Nous sommes vers la fin des années 80. Tous les dimanches après-midi dans ma ville natale, il était de coutume pour les adolescents, après une bonne partie de football dans les rues, de se rendre au cinéma ou de se promener en groupe à travers la ville.
En mémoire de Faubert Saint Cyr
Nous sommes vers la fin des années 80. Tous les dimanches après-midi dans ma ville natale, il était de coutume pour les adolescents, après une bonne partie de football dans les rues, de se rendre au cinéma ou de se promener en groupe à travers la ville. C’était le moment idéal pour garçons et Filles de se rencontrer et se raconter les aventures heureuses ou malheureuses de la semaine. Un de ces paisibles dimanches, alors que mes copains et moi profitions d’une joyeuse balade en charmante compagnie à travers les rues enchanteresses de la ville, les heures qui s’écoulaient allègrement ne laissaient nullement augurer cette mésaventure gravée à jamais dans notre mémoire.
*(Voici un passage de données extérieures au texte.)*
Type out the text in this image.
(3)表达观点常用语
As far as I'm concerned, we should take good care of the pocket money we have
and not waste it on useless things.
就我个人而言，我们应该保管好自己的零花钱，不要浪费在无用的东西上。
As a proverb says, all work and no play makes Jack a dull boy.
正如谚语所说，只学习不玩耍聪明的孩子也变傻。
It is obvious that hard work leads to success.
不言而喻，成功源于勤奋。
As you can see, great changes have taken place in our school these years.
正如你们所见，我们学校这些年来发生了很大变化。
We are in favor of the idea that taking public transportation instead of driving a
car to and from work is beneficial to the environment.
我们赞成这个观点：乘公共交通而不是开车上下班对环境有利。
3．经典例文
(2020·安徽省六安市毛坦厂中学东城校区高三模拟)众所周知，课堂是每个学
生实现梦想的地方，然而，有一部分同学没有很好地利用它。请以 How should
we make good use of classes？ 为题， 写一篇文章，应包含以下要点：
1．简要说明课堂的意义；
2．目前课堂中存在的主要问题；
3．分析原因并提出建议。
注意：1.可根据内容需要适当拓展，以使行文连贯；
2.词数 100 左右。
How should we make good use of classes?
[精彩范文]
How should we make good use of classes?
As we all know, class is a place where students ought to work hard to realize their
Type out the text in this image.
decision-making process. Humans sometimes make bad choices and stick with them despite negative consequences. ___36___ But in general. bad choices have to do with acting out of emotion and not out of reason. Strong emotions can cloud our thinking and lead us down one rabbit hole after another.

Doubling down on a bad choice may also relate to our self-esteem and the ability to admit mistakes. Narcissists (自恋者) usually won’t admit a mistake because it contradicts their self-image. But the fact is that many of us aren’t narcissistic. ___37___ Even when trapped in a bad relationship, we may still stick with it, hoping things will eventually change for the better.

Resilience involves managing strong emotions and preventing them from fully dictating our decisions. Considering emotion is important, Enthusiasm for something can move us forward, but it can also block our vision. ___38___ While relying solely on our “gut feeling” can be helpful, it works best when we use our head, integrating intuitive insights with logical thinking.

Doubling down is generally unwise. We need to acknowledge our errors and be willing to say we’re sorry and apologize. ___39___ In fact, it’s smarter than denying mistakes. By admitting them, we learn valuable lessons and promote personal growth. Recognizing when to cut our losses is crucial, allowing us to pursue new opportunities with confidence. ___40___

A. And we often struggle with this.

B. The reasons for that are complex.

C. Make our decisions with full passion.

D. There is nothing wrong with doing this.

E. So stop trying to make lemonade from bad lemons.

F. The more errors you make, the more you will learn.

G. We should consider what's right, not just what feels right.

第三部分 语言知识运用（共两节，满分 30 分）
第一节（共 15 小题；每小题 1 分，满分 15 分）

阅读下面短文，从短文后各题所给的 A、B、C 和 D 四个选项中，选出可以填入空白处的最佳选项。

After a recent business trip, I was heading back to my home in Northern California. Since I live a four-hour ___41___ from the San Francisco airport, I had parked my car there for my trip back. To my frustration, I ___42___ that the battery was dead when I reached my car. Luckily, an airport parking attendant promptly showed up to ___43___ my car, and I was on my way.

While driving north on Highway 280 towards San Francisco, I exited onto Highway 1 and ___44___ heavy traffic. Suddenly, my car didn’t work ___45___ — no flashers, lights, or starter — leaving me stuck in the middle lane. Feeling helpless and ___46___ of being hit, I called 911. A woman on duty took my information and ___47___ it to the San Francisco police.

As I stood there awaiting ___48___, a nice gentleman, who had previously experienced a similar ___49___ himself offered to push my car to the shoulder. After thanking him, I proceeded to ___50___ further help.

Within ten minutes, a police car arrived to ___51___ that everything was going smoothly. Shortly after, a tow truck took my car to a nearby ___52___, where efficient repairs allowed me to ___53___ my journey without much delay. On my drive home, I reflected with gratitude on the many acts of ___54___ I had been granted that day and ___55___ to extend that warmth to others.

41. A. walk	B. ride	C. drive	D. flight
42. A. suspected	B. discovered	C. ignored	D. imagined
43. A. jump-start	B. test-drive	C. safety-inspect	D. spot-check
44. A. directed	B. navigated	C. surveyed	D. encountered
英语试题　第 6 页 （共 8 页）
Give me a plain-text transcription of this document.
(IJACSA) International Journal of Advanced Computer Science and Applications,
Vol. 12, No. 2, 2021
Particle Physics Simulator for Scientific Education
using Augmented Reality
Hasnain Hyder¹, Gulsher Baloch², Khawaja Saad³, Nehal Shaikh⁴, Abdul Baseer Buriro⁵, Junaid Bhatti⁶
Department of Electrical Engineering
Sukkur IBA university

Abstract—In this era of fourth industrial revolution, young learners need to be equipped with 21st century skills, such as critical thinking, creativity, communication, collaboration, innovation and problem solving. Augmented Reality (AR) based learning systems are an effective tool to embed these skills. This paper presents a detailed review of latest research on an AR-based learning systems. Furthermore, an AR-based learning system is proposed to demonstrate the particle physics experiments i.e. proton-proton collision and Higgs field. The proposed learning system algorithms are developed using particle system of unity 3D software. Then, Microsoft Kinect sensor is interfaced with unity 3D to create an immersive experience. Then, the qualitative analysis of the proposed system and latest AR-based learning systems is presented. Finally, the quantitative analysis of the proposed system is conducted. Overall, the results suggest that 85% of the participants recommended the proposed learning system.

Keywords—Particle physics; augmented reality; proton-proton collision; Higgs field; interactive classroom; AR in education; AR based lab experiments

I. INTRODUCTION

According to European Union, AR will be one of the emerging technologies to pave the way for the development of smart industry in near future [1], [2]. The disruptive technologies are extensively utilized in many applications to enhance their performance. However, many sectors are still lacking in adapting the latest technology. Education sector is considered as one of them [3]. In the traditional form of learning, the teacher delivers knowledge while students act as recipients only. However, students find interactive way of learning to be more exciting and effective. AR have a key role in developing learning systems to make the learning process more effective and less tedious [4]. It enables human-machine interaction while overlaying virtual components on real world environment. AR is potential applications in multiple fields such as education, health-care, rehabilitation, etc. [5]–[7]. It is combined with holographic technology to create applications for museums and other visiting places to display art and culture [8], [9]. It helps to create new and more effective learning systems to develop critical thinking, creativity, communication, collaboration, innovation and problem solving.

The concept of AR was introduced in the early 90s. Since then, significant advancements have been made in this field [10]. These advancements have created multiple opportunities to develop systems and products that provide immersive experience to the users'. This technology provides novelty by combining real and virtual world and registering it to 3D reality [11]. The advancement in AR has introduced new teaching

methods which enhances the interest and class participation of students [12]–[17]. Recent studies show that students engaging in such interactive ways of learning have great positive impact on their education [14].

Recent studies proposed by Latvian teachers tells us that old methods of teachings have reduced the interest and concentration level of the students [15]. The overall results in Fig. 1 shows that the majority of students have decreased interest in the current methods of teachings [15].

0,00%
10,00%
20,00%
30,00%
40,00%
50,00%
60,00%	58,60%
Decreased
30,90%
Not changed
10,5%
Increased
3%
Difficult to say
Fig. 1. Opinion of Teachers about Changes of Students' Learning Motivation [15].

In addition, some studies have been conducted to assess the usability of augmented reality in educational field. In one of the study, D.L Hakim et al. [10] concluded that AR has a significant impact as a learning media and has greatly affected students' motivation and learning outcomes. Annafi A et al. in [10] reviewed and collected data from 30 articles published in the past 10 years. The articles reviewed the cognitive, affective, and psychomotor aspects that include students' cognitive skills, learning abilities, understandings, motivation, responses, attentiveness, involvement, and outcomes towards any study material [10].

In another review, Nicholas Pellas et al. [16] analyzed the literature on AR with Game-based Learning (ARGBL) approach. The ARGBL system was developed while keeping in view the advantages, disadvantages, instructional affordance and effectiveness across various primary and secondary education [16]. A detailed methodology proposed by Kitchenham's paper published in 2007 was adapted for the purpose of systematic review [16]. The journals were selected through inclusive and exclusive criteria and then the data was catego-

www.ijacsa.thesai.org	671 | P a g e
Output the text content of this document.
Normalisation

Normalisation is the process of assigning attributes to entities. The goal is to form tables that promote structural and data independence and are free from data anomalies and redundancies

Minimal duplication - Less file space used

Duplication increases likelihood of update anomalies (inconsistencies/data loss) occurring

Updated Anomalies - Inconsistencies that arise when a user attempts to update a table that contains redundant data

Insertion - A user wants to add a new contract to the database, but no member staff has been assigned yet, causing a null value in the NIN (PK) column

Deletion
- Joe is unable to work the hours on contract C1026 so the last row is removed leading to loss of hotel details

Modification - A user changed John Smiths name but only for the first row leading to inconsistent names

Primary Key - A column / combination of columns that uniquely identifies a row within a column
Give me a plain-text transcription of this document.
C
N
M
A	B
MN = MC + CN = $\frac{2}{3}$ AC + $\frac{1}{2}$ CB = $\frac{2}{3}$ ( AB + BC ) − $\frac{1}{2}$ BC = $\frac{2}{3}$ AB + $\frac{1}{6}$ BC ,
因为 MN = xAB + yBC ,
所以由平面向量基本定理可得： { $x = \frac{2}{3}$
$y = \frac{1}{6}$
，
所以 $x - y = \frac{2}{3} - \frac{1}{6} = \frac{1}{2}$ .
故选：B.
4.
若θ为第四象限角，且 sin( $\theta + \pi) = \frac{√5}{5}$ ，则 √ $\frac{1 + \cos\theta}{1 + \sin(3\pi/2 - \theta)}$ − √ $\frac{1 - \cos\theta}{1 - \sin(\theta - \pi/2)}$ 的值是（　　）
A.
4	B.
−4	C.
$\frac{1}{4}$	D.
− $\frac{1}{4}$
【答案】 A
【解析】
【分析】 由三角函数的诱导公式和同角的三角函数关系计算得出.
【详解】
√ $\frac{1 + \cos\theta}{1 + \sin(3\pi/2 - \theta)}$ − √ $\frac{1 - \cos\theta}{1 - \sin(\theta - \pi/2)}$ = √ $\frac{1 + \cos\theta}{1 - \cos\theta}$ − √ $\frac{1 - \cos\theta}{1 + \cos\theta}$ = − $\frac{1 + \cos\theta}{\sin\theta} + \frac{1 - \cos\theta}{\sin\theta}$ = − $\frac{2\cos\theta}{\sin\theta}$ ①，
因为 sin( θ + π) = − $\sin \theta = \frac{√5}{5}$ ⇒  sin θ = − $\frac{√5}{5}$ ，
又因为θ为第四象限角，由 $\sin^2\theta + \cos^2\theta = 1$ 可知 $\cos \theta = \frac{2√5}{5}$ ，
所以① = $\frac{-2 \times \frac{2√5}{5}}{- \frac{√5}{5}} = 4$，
Après trois bonnes heures de marche, insouciante et heureuse, le moment était venu pour chacun de nous de regagner notre logis après avoir raccompagné à leur domicile nos charmantes compagnes. Dans un quartier très connu des Cayes, au Pont Combo, se produisit alors l’événement qui, préalablement, n’avait jamais effleuré notre imagination d’adolescents. Il était 7 :00 heures du soir. L’obscurité s’était abattue sur la ville. Nous nous sommes retrouvés coincés dans une maison, encerclés par les jeunes du quartier nous assénant de nombreux jets de pierres sans connaitre les raisons de ces hostilités. La peur nous tenaillait et de notre « prison » il nous était impossible de voir ce qui se passait au dehors. Seuls les récriminations de nos agresseurs inconnus nous parvenaient.
« Depi nou gen malè sòti nap kale nou ». De notre cachette, ces propos nous faisaient l’effet d’une flagellation à distance. Pris de panique, certains parmi nous se demandaient ce que nous avions dû faire pour susciter tant de violence et de haine. Car jusqu’à présent, nous étions sûrs de n’avoir violé aucune règle ni dépassé aucune limite. Nos questions restaient encore sans réponses pendant que notre refuge continuait d’essuyer encore et encore des jets de pierres. Notre frayeur ne cessait d'augmenter. Des riverains, éplorés par notre situation, nous suppliaient de ne pas sortir. Nous étions pris en otage, ne sachant à quel saint nous vouer.
Les minutes s’égrenaient et la pluie de pierres continuait de plus belle … Wòch !
L’impact des projectiles avec le toit en tôle de notre abri faisait un bruit assourdissant qui multipliait notre terreur.
30 minutes s’étaient déjà écoulées et nos adversaires du jour ne lâchaient pas la prise. Il commençait à faire nuit et chez nous on commençait à se poser des questions sur notre trop longue absence.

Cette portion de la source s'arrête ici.